No one Knows What They're Doing
I recently saw an (older) interview with Conan O'Brien. He spoke of his show's rehearsals and the creative process.
. . . We are figuring it out up until the last second. We are replacing jokes; we are completely shifting the order; we're chopping things in half; we're cutting things; we're completely writing a new ending. . . .You don't know; comedy's not a science. Science isn't a science - we're learning that all the time. I mean, nobody . . . nobody knows really what they're doing. They don't! They don't know what they're doing and there's two ways to go with that information. One is to be afraid and the other is to be liberated - and I choose to be liberated by it.
There are so many times in writing and drawing that I feel I don't know what I'm doing; sometimes I don't mind and sometimes I see it as a problem. If I place my trust and interest in my ability to find and experiment my way through, I feel much better than if I keep searching my brain for answers. The creative process is dynamic; it's not an unchanging to-do list checked off bit by bit. It's interactive, relational. The truth is I never know all the specifics of how to bring my project together (whatever it is) at the start. We simply cannot plan for discovery - and that's a good thing.

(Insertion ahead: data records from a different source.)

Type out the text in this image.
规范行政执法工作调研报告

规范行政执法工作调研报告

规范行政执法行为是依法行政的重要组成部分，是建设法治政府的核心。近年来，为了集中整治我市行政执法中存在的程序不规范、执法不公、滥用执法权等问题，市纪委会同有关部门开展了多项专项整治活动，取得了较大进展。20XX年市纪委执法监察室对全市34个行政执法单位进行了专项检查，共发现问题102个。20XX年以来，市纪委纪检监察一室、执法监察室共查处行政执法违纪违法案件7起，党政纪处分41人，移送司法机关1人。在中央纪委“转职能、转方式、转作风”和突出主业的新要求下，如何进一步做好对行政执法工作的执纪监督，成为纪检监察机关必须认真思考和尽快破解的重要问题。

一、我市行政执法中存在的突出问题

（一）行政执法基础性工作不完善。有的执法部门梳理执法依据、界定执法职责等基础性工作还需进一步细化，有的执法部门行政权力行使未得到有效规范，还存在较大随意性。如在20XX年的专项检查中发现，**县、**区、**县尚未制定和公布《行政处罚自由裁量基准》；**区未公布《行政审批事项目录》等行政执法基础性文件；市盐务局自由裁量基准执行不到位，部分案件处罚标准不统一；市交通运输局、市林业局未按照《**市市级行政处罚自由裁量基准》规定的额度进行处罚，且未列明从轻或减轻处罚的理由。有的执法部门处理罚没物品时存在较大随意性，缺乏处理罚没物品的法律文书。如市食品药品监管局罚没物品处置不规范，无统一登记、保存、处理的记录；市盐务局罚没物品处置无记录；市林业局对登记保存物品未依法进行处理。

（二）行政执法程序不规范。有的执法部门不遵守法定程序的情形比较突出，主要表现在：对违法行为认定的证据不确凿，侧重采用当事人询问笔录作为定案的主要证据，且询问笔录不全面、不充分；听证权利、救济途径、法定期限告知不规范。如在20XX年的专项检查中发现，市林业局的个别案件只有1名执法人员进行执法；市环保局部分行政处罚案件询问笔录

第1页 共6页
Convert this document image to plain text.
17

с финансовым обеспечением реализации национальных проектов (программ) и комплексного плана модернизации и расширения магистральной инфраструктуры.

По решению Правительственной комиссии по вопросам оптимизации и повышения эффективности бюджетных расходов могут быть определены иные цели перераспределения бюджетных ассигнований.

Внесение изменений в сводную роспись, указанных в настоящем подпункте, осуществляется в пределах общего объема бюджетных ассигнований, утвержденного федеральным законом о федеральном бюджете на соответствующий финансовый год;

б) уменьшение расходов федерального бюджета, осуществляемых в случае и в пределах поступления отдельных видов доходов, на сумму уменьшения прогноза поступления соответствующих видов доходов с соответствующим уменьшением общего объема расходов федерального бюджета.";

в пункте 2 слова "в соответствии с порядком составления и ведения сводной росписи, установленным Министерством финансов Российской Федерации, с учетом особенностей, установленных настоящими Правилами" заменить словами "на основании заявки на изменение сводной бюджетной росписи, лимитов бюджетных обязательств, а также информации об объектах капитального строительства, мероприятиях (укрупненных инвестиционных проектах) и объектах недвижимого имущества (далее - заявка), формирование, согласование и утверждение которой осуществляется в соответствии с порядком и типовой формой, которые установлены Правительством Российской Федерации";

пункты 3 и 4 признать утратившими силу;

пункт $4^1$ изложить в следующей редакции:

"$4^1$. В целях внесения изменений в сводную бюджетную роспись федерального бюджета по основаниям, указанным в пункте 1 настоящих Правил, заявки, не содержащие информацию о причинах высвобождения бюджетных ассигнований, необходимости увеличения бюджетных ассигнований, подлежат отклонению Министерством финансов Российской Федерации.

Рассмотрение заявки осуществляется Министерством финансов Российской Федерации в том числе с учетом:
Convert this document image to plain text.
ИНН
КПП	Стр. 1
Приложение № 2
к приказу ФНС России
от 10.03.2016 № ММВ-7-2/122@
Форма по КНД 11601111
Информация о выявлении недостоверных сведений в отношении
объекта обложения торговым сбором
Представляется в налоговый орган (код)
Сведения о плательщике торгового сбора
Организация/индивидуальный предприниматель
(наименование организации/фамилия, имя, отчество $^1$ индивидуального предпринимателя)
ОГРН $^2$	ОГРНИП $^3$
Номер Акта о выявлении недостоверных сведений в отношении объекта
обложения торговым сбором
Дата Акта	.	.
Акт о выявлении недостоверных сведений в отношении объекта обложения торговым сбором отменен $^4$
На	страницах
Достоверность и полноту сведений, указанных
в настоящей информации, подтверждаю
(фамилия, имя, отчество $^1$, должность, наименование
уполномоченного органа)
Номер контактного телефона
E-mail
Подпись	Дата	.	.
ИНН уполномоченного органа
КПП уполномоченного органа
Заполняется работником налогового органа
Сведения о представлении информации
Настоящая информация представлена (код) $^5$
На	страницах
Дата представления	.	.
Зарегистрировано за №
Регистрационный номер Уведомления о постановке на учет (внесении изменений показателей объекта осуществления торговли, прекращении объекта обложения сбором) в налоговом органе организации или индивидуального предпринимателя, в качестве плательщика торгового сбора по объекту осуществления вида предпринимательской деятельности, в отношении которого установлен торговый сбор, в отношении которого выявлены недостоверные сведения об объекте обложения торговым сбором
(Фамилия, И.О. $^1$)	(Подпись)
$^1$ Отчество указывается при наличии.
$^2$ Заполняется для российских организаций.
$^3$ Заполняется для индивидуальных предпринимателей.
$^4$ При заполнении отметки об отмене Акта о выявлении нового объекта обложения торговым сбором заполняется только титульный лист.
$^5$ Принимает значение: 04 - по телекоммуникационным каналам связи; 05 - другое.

Through involvement, the process unfolds and new things are revealed. But because so much new is coming, the knowing arrives moment to moment and departs regularly. We don't need to know what we're doing (in terms of all of the specifics) to create what we want - we only need to know the feeling of the direction we wish to head.
Not knowing can be seen as a problem - leaving us feeling lost and anxious. Or not knowing can be seen as the natural place we all must stand in order to receive and discover the new . That's the exciting part of creating - the new and the next.